Одного взгляда на Марго было достаточно, чтобы убедиться, что покамест с ней все в порядке.
Барни достал из кухонного шкафа аптечку первой помощи. В небольшом пластиковом пакете оказались тампоны, баночка дистиллированной воды, чистые пузырьки из-под таблеток.
С огромной осторожностью он снял несколько чешуек засохшей слюны с помощью смоченного водой тампона. Тампон он положил в чистый пузырек. Вытащил волосы из пряжки и положил в другой пузырек.
Потом прижал большой палец к клейким концам двух кусочков липкой ленты, оба раза оставив четкие отпечатки, и заклеил лентой крышки пузырьков. И передал Марго оба, сложив их в один пакетик.
– Предположим, я попаду в какую-нибудь скверную историю и совсем потеряю голову и начну на тебя «катить», ну, скажем, попробую впарить полиции про тебя какую-нибудь гадость, чтобы с меня сняли часть обвинений. Вот это – доказательства того, что я был, по меньшей мере, соучастником убийства Мэйсона Верже и даже, может быть, все сделал сам. На самый крайний случай – я дал тебе образцы ДНК доктора Лектера.
– Да тебя же все равно освободят от ответственности, еще до того как ты начнешь колоться.
– Может быть, но только по статье «заговор с целью убийства», а вовсе не за прямое соучастие в убийстве, вокруг которого поднялась такая шумиха. Они могут мне пообещать иммунитет в смысле обвинения в заговоре, а потом надуют меня, когда поймут, что я уже все выложил. И тогда я совсем пропал. Так что я теперь в твоих руках.
Барни и сам не был во всем этом до конца уверен, но полагал, что его слова звучат достаточно убедительно.
Она ведь могла бы в любой момент подложить эти образчики ДНК Лектера на мертвое тело Барни, когда ей только заблагорассудится, и оба они прекрасно это понимали.
Марго смотрела на него, как могло показаться, очень-очень долго, не отводя взгляда своих ярко-голубых глаз мясника.
Потом она положила на стол свой пакет.
– Здесь куча денег, – сообщила она. – Хватит, чтобы увидеть всех Вермееров на свете. По одному разу. – Она выглядела теперь какой-то очень легкомысленной и странно счастливой. – У меня в машине сидит кошка Франклина, так что мне пора бежать. Франклин скоро выписывается из больницы, и в Маскрэт-Фарм нагрянет целая толпа народу – сам Франклин, его приемная мамаша, сестрица Ширли, еще какой-то малый по имени Стрингбин и еще Бог знает кто. Мне эта драная кошка обошлась в целых полсотни. Оказалось, она все это время жила по соседству со старым домом Франклина, правда под другой кличкой.
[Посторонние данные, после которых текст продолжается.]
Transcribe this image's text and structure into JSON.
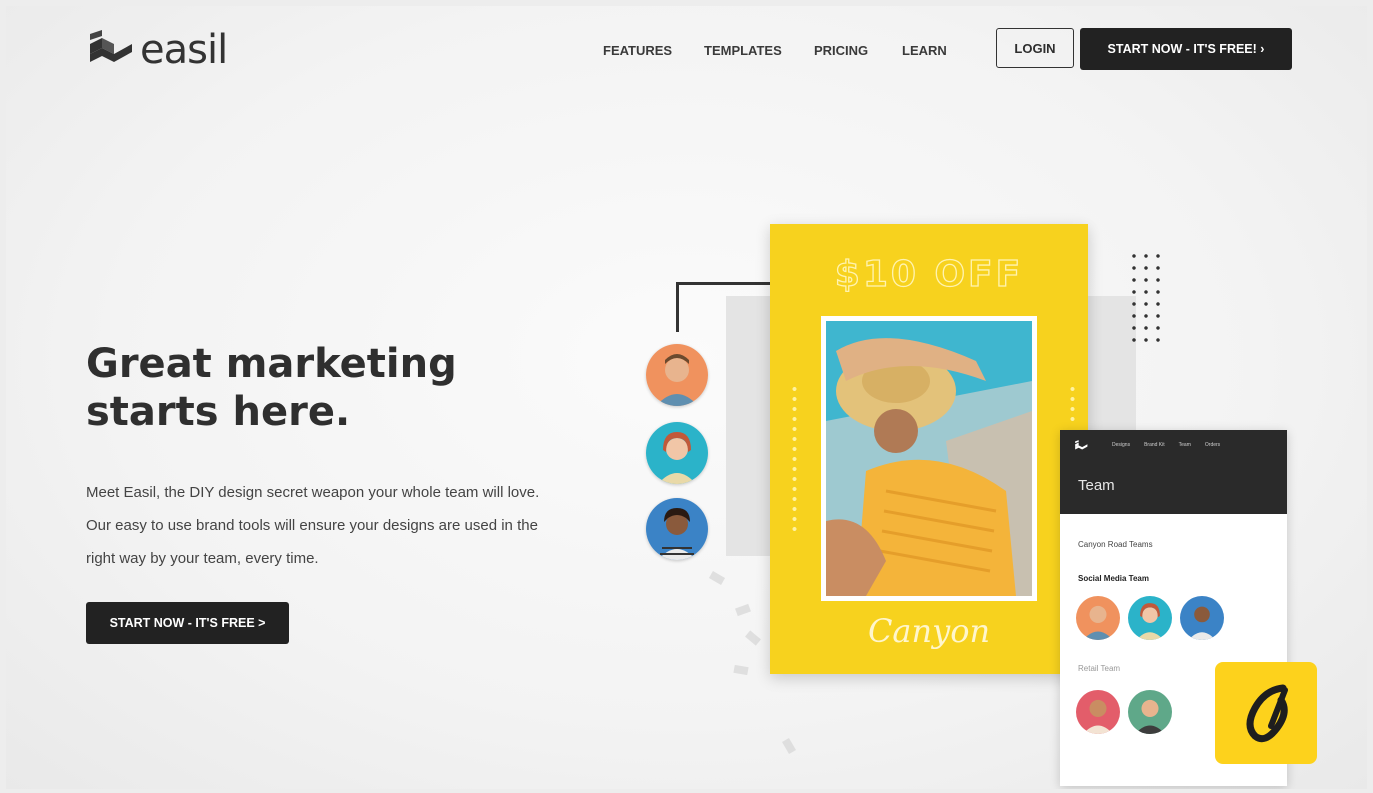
{
  "brand": {
    "name": "easil"
  },
  "nav": {
    "items": [
      "FEATURES",
      "TEMPLATES",
      "PRICING",
      "LEARN"
    ],
    "login_label": "LOGIN",
    "start_label": "START NOW - IT'S FREE! ›"
  },
  "hero": {
    "headline_line1": "Great marketing",
    "headline_line2": "starts here.",
    "description": "Meet Easil, the DIY design secret weapon your whole team will love. Our easy to use brand tools will ensure your designs are used in the right way by your team, every time.",
    "cta_label": "START NOW - IT'S FREE >"
  },
  "illustration": {
    "poster_title": "$10 OFF",
    "poster_script": "Canyon",
    "panel": {
      "nav_items": [
        "Designs",
        "Brand Kit",
        "Team",
        "Orders"
      ],
      "title": "Team",
      "group_label": "Canyon Road Teams",
      "team1_label": "Social Media Team",
      "team2_label": "Retail Team"
    }
  },
  "colors": {
    "accent_yellow": "#f7d21e",
    "dark": "#222222",
    "badge_yellow": "#fdd21c"
  },
  "icons": [
    "easil-logo-icon",
    "brand-badge-icon"
  ]
}
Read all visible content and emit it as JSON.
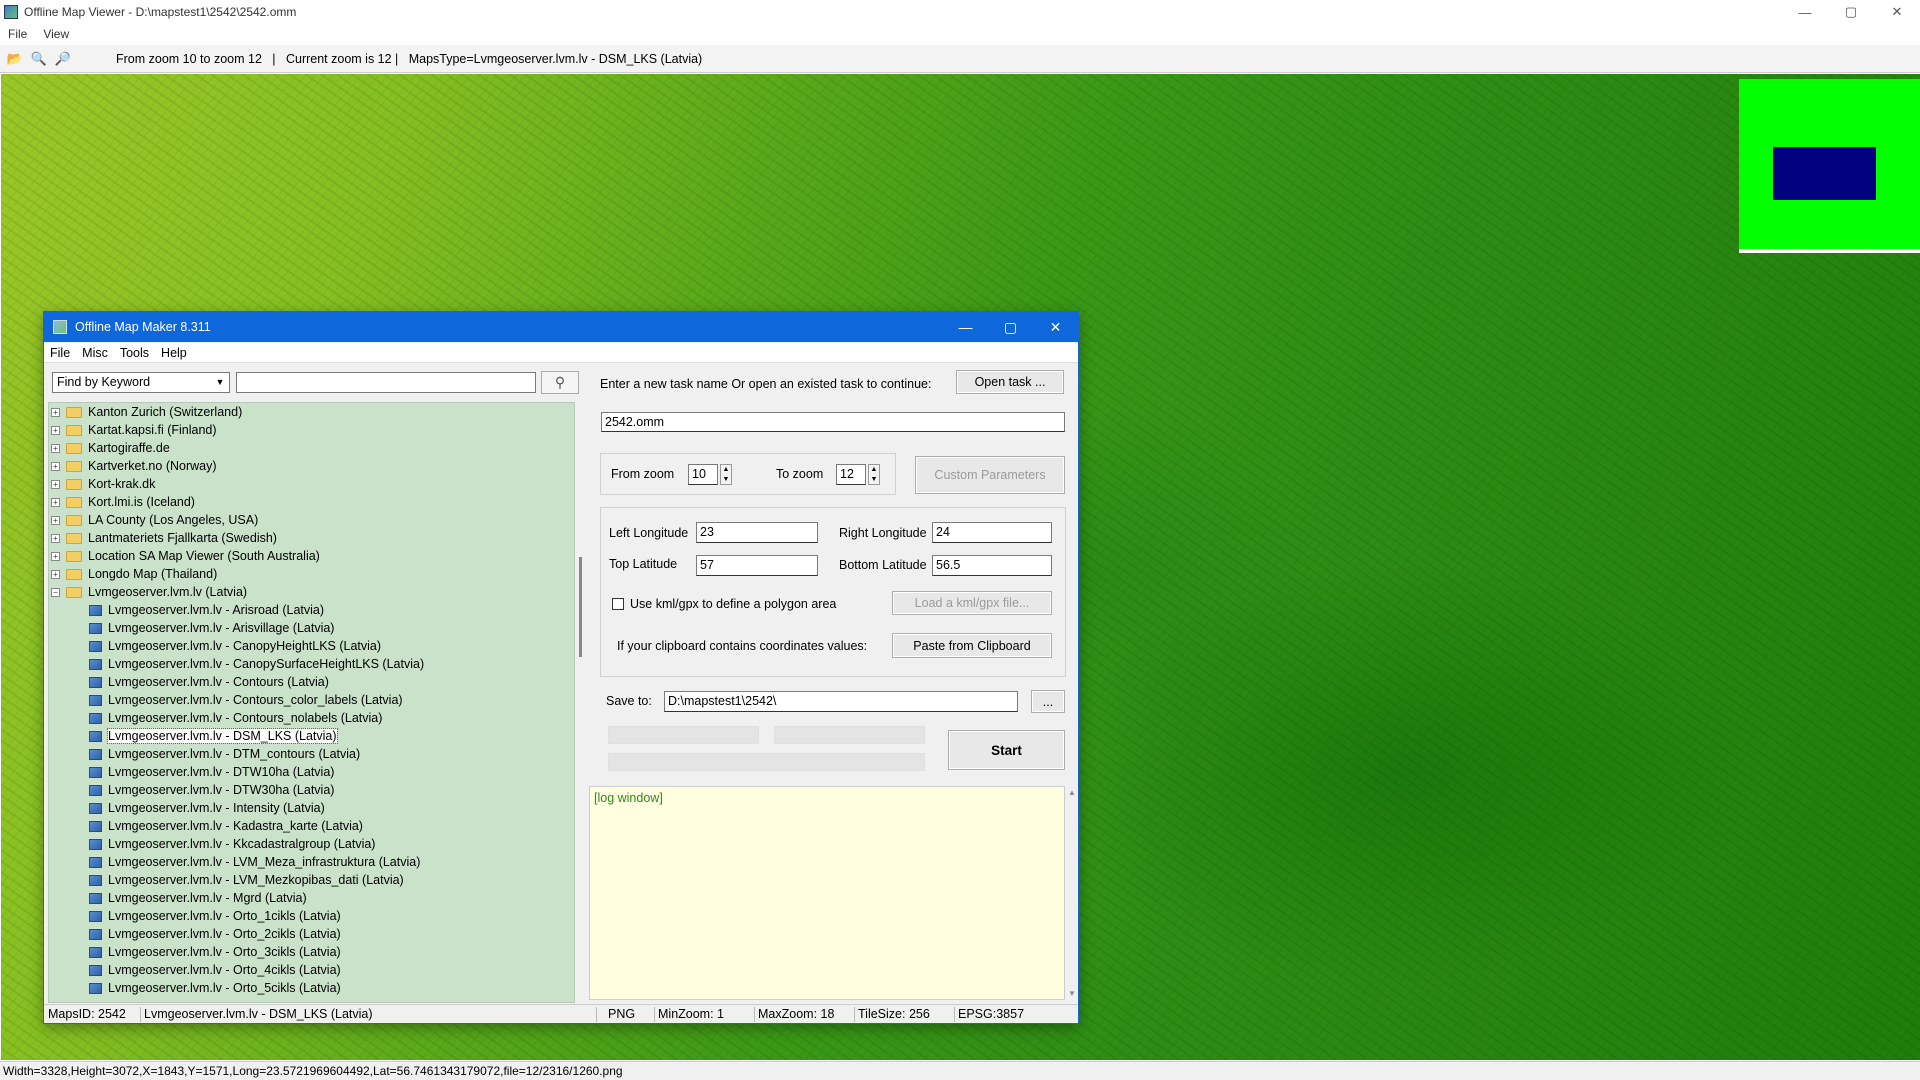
{
  "window": {
    "title": "Offline Map Viewer - D:\\mapstest1\\2542\\2542.omm",
    "minimize": "—",
    "maximize": "▢",
    "close": "✕"
  },
  "menu": [
    "File",
    "View"
  ],
  "toolbar": {
    "info": "From zoom 10 to zoom 12   |   Current zoom is 12 |   MapsType=Lvmgeoserver.lvm.lv - DSM_LKS (Latvia)"
  },
  "status": "Width=3328,Height=3072,X=1843,Y=1571,Long=23.5721969604492,Lat=56.7461343179072,file=12/2316/1260.png",
  "dialog": {
    "title": "Offline Map Maker 8.311",
    "menu": [
      "File",
      "Misc",
      "Tools",
      "Help"
    ],
    "find_select": "Find by Keyword",
    "find_value": "",
    "tree": [
      {
        "label": "Kanton Zurich (Switzerland)",
        "kind": "folder",
        "exp": "+"
      },
      {
        "label": "Kartat.kapsi.fi (Finland)",
        "kind": "folder",
        "exp": "+"
      },
      {
        "label": "Kartogiraffe.de",
        "kind": "folder",
        "exp": "+"
      },
      {
        "label": "Kartverket.no (Norway)",
        "kind": "folder",
        "exp": "+"
      },
      {
        "label": "Kort-krak.dk",
        "kind": "folder",
        "exp": "+"
      },
      {
        "label": "Kort.lmi.is (Iceland)",
        "kind": "folder",
        "exp": "+"
      },
      {
        "label": "LA County (Los Angeles, USA)",
        "kind": "folder",
        "exp": "+"
      },
      {
        "label": "Lantmateriets Fjallkarta (Swedish)",
        "kind": "folder",
        "exp": "+"
      },
      {
        "label": "Location SA Map Viewer (South Australia)",
        "kind": "folder",
        "exp": "+"
      },
      {
        "label": "Longdo Map (Thailand)",
        "kind": "folder",
        "exp": "+"
      },
      {
        "label": "Lvmgeoserver.lvm.lv (Latvia)",
        "kind": "folder",
        "exp": "−"
      },
      {
        "label": "Lvmgeoserver.lvm.lv - Arisroad (Latvia)",
        "kind": "map"
      },
      {
        "label": "Lvmgeoserver.lvm.lv - Arisvillage (Latvia)",
        "kind": "map"
      },
      {
        "label": "Lvmgeoserver.lvm.lv - CanopyHeightLKS (Latvia)",
        "kind": "map"
      },
      {
        "label": "Lvmgeoserver.lvm.lv - CanopySurfaceHeightLKS (Latvia)",
        "kind": "map"
      },
      {
        "label": "Lvmgeoserver.lvm.lv - Contours (Latvia)",
        "kind": "map"
      },
      {
        "label": "Lvmgeoserver.lvm.lv - Contours_color_labels (Latvia)",
        "kind": "map"
      },
      {
        "label": "Lvmgeoserver.lvm.lv - Contours_nolabels (Latvia)",
        "kind": "map"
      },
      {
        "label": "Lvmgeoserver.lvm.lv - DSM_LKS (Latvia)",
        "kind": "map",
        "selected": true
      },
      {
        "label": "Lvmgeoserver.lvm.lv - DTM_contours (Latvia)",
        "kind": "map"
      },
      {
        "label": "Lvmgeoserver.lvm.lv - DTW10ha (Latvia)",
        "kind": "map"
      },
      {
        "label": "Lvmgeoserver.lvm.lv - DTW30ha (Latvia)",
        "kind": "map"
      },
      {
        "label": "Lvmgeoserver.lvm.lv - Intensity (Latvia)",
        "kind": "map"
      },
      {
        "label": "Lvmgeoserver.lvm.lv - Kadastra_karte (Latvia)",
        "kind": "map"
      },
      {
        "label": "Lvmgeoserver.lvm.lv - Kkcadastralgroup (Latvia)",
        "kind": "map"
      },
      {
        "label": "Lvmgeoserver.lvm.lv - LVM_Meza_infrastruktura (Latvia)",
        "kind": "map"
      },
      {
        "label": "Lvmgeoserver.lvm.lv - LVM_Mezkopibas_dati (Latvia)",
        "kind": "map"
      },
      {
        "label": "Lvmgeoserver.lvm.lv - Mgrd (Latvia)",
        "kind": "map"
      },
      {
        "label": "Lvmgeoserver.lvm.lv - Orto_1cikls (Latvia)",
        "kind": "map"
      },
      {
        "label": "Lvmgeoserver.lvm.lv - Orto_2cikls (Latvia)",
        "kind": "map"
      },
      {
        "label": "Lvmgeoserver.lvm.lv - Orto_3cikls (Latvia)",
        "kind": "map"
      },
      {
        "label": "Lvmgeoserver.lvm.lv - Orto_4cikls (Latvia)",
        "kind": "map"
      },
      {
        "label": "Lvmgeoserver.lvm.lv - Orto_5cikls (Latvia)",
        "kind": "map"
      }
    ],
    "task_prompt": "Enter a new task name Or open an existed task to continue:",
    "open_task": "Open task ...",
    "task_name": "2542.omm",
    "from_zoom_label": "From zoom",
    "from_zoom": "10",
    "to_zoom_label": "To zoom",
    "to_zoom": "12",
    "custom_params": "Custom Parameters",
    "left_lon_label": "Left Longitude",
    "left_lon": "23",
    "right_lon_label": "Right Longitude",
    "right_lon": "24",
    "top_lat_label": "Top Latitude",
    "top_lat": "57",
    "bottom_lat_label": "Bottom Latitude",
    "bottom_lat": "56.5",
    "kml_label": "Use kml/gpx to define a polygon area",
    "load_kml": "Load a kml/gpx file...",
    "clipboard_label": "If your clipboard contains coordinates values:",
    "paste_clipboard": "Paste from Clipboard",
    "save_to_label": "Save to:",
    "save_to": "D:\\mapstest1\\2542\\",
    "browse": "...",
    "start": "Start",
    "log": "[log window]",
    "status": {
      "maps_id": "MapsID: 2542",
      "map_name": "Lvmgeoserver.lvm.lv - DSM_LKS (Latvia)",
      "format": "PNG",
      "min_zoom": "MinZoom: 1",
      "max_zoom": "MaxZoom: 18",
      "tile_size": "TileSize: 256",
      "epsg": "EPSG:3857"
    }
  }
}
Она не стала класть пластиковый пакетик к себе в сумку, а так и понесла его в другой руке. Барни понял, что она просто не хочет ему демонстрировать то, что было в этой сумке приготовлено для него на случай иного исхода их разговора.
У двери он сказал:
– Думаю, я заслужил поцелуй.
Она поднялась на цыпочки и быстро поцеловала его в губы.
– Хватит и этого, – резко сказала она. Ступени заскрипели под ее тяжестью, когда она спускалась вниз.
Барни запер дверь и несколько долгих минут стоял, прижавшись лбом к прохладному боку холодильника.
ГЛАВА 99
Старлинг разбудили доносившиеся издали звуки камерной музыки и резкие и острые ароматы готовящейся пищи. Она чувствовала себя чудесно отдохнувшей, посвежевшей и очень голодной. Легкий стук в дверь – и в комнату вошел доктор Лектер в черных брюках, белой рубашке и галстуке-эскот с широкими концами. В руках он держал длинный чехол для одежды и чашку кофе-\"капуччино\".
– Хорошо поспали?
– Спасибо, просто отлично.
– Шеф-повар сообщил, что обед будет подан через полтора часа. Коктейли – через час. Вас это устраивает? Еще я подумал, что вам может понравиться вот это – примерьте, подойдет ли. – Он повесил чехол в стенной шкаф и вышел, не произнеся более ни звука.
Она не стала заглядывать в шкаф, пока не приняла ванну, а когда заглянула, ей ужасно понравилось то, что она там обнаружила. А обнаружила она там длинное вечернее платье кремового шелка с узким, но глубоким декольте, а также изумительный вышитый жакет.
На подзеркальнике лежали серьги и кулон с изумрудами-кабошонами. Неграненые камни так и играли огнем.
С волосами у нее никогда не было проблем. В этом платье она чувствовала себя чрезвычайно удобно. Несмотря на то что она совершенно не привыкла к одежде такого высокого уровня, она не стала рассматривать себя в зеркале, только глянула разок, все ли на месте.
Хозяин дома при строительстве установил в гостиной камин совершенно гигантских размеров. Войдя в гостиную, Старлинг обнаружила, что в камине уже горит приличных размеров полено. Шурша шелком, она приблизилась к его разверстому зеву, из которого исходило тепло.
Из угла доносятся звуки клавесина. У инструмента сидит доктор Лектер во фраке и белом галстуке.
Он поднял глаза, посмотрел на нее, и у него перехватило дыхание. Руки тоже замерли над клавишами. Струны клавесина звучат недолго, и во внезапной тишине, воцарившейся в гостиной, обоим было слышно, как Ганнибал Лектер перевел дыхание.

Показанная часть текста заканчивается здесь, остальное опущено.